42. A method as claimed in any one of claims 40 or 41, wherein if sufficient resources are not made available following said request for more resources, the installation process is terminated.

43. A method as claimed in any one of claims 40 to 42, wherein the user of the mobile communications device is alerted to one or more characteristics of the resource conflict between the installation process and other applications running on said operating system, and said alert is arranged to prompt the user to selectively terminate one or more other applications or the installation process.

44. A method as claimed in any one of claims 1 to 22, and 40 to 43, wherein one DAB application component comprises a component related to a characteristic of an electronic programme guide for bearer content received by said DAB application from a DAB receiver module of said mobile communications device.

45. A mobile communications device comprising: pre-installed receiver hardware for the reception of digitally broadcast signals, said receiver hardware being pre-installed in a form unable to play received signals on said communications device; and * means to install one or more components of an application on said mobile communications device, the installed application enabling the play of a selected received signal on said mobile communications device.
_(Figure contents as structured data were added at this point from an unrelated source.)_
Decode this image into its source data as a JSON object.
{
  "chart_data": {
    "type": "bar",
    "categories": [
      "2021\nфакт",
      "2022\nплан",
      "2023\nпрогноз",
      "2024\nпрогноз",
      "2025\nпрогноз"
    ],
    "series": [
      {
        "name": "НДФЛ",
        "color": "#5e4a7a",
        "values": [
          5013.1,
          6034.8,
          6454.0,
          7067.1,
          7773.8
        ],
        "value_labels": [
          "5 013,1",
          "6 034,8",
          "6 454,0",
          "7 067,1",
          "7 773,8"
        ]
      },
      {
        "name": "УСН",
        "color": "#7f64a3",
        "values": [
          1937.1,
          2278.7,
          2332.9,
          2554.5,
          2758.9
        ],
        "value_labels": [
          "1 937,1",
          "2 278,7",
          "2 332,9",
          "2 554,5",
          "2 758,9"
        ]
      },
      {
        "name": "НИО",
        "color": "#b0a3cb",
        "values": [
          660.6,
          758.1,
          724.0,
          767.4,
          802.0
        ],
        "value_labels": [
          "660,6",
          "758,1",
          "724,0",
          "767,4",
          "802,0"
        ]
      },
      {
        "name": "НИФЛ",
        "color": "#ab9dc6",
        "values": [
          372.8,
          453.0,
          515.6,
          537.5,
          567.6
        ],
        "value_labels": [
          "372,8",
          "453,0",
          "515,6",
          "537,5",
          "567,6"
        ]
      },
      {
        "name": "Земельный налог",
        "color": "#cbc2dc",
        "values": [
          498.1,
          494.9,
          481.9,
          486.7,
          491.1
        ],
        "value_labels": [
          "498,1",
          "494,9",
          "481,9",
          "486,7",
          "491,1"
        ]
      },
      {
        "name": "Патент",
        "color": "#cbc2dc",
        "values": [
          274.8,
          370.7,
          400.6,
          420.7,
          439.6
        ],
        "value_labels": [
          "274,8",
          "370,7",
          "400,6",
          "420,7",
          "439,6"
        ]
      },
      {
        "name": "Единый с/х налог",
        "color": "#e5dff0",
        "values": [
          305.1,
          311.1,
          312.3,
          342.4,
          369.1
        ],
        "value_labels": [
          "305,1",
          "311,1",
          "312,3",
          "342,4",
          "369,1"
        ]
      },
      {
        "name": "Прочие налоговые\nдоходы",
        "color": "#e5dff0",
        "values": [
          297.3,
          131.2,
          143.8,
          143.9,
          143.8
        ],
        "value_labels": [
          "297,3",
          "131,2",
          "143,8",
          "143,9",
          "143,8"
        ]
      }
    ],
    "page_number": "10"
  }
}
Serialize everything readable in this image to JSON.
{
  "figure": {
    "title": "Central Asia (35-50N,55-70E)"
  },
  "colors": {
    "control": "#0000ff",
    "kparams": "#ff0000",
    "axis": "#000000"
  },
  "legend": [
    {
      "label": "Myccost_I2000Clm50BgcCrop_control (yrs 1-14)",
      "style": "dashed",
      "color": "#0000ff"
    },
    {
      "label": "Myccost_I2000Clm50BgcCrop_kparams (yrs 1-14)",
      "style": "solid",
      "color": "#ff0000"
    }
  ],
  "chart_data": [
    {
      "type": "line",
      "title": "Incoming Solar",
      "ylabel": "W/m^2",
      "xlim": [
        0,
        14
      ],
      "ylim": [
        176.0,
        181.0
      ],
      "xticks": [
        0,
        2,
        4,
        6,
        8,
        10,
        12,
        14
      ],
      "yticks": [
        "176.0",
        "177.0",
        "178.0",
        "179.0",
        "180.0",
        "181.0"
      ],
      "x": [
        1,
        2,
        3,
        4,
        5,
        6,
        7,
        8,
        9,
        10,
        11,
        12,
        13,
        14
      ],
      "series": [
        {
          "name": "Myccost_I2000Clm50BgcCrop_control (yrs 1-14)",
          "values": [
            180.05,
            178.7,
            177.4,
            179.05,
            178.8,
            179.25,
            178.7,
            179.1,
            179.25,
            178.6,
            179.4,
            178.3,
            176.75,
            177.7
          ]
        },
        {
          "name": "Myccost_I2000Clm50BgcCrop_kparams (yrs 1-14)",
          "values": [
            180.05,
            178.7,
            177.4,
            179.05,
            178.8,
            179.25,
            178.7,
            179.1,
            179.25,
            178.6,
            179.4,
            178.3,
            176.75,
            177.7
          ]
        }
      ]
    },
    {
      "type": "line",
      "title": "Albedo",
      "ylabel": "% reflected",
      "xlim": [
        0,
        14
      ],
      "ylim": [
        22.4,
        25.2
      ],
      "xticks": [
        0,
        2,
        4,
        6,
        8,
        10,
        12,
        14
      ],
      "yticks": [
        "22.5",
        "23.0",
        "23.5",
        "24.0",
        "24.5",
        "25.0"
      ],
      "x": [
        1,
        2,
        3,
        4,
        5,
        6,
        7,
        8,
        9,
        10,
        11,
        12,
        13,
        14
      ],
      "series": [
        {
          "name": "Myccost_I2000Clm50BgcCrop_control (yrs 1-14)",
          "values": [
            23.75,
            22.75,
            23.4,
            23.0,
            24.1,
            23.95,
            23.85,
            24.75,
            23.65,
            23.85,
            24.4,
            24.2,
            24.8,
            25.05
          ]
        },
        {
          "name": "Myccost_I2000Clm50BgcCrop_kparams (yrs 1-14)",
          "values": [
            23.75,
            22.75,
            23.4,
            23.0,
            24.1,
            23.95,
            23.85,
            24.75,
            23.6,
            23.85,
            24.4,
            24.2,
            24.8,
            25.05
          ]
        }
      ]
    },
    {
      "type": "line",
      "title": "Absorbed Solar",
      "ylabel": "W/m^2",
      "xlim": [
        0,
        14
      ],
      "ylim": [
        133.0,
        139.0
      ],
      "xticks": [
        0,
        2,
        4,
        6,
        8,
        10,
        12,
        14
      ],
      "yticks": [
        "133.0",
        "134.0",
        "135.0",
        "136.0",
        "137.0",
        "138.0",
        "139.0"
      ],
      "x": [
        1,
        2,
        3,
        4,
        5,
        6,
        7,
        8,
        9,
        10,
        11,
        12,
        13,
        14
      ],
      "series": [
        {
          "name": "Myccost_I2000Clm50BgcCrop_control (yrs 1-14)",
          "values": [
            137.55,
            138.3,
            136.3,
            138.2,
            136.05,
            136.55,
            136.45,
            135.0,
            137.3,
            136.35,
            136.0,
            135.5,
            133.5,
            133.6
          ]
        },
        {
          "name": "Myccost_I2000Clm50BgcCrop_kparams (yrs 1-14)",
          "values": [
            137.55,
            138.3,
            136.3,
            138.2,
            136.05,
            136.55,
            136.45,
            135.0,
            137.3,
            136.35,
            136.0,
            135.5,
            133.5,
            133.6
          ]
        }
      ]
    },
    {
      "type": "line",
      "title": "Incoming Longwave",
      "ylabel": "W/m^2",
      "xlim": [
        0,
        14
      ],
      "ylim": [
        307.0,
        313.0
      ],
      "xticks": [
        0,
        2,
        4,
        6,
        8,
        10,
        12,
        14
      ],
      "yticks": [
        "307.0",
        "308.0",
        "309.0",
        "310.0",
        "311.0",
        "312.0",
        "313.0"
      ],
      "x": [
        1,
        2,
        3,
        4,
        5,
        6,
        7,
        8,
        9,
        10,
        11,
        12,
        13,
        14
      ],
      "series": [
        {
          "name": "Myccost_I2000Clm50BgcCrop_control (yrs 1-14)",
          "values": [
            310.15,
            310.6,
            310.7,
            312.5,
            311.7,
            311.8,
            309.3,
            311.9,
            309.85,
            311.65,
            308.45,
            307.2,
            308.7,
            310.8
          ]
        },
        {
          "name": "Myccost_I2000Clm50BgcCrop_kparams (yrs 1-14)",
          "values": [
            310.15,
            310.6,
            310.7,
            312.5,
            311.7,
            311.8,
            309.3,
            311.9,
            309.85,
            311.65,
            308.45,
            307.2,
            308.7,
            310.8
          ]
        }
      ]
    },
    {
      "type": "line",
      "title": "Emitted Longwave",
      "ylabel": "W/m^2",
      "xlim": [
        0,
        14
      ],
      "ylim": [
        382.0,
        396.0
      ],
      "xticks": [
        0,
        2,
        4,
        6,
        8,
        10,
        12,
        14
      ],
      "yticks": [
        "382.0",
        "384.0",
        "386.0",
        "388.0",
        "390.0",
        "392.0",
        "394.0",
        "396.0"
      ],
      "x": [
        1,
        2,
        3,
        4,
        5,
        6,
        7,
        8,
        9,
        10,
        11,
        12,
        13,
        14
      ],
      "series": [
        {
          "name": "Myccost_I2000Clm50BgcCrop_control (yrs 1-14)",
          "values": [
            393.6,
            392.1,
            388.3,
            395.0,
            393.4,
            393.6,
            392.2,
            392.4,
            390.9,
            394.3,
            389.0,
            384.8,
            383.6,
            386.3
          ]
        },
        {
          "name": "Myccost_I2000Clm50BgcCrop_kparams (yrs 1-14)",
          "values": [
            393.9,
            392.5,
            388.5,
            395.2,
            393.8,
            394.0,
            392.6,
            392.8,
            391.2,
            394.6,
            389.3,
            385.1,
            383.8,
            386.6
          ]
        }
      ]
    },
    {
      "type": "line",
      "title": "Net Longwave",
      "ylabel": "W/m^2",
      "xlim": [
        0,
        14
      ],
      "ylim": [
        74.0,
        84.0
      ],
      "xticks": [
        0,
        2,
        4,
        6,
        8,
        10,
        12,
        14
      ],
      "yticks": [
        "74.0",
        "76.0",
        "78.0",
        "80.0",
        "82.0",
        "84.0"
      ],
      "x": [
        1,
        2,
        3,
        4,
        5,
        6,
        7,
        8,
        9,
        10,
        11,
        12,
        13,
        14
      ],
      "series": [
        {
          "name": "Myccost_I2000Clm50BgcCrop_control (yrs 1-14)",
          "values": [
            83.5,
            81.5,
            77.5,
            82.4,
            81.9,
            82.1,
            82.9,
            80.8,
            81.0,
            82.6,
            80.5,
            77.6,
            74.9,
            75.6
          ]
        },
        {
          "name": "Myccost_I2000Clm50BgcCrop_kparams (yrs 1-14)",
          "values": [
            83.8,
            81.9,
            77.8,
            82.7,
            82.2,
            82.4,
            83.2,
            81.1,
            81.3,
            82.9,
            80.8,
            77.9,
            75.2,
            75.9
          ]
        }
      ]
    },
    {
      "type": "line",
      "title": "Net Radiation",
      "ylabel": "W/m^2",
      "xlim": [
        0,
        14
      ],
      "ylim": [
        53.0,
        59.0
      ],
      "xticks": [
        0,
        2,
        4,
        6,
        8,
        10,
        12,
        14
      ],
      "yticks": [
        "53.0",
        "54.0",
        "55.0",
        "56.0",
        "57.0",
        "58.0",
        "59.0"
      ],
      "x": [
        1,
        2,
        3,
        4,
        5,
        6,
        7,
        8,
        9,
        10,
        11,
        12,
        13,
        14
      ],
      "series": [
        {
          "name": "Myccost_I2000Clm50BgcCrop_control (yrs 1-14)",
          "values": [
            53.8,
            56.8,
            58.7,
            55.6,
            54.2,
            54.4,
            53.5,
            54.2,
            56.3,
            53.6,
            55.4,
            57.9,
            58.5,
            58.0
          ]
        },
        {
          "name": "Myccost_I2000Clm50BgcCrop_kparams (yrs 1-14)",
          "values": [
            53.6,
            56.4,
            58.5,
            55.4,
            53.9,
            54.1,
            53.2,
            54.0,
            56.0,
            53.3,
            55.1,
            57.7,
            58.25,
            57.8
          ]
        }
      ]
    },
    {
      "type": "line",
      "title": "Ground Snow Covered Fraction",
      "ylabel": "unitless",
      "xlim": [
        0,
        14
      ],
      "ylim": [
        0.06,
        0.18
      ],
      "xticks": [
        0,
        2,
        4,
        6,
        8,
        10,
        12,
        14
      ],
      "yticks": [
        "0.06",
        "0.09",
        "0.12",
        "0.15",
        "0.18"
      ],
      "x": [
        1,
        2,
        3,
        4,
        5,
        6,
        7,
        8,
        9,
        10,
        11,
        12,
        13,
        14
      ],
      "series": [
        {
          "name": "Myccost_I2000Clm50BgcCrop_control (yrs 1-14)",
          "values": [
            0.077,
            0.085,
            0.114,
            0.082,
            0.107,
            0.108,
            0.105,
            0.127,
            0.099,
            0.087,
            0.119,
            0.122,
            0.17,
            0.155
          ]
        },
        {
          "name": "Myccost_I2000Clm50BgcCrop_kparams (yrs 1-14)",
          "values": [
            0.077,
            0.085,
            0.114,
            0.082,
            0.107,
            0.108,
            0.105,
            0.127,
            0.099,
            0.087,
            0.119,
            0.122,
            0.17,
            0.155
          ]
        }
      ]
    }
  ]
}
46. A mobile communications device as claimed in claim 45, further comprising: means to receive one or more additional components of an application, whereby said one or more additional components enable play of a received signal previously not playable on said mobile communications device.

47. A mobile communications device as claimed in claim 45, wherein the installed application activates and control said pre- installed receiver hardware to enable play of a selected signal.

48. A mobile communications device as claimed in any previous one of claims 45 to 46, wherein said one or more components are provided by a remote server and are downloaded to said mobile communications device.

49. A method of enabling a mobile communications device to play a received signal, the mobile communications device comprising pre-installed receiver hardware for the reception of digitally broadcast signals, said receiver hardware being pre-installed in a form unable to play said received signal on said communications device, the method comprising: determining that said received signal is not playable on said device; generating a request for means to play said signal on said device, said means comprising one or more components of an application whose installation on said mobile communications device will enable said received signal to be played on said device; receiving said one or more components; -installing said one or more components on said mobile communications device, whereby the installed application enables the play of said received said communications device.

50. A method as claimed in claim 49, wherein in said step of generating a request, said request is sent to a remote server which processes information provided in said request to determine which one or more components will enable said received signal to be played on said device.

51. A method as claimed in claim 49, wherein in said step of generating a request, said request is sent to a remote server containing an indication of which one or more components will enable said received signal to be played on said device.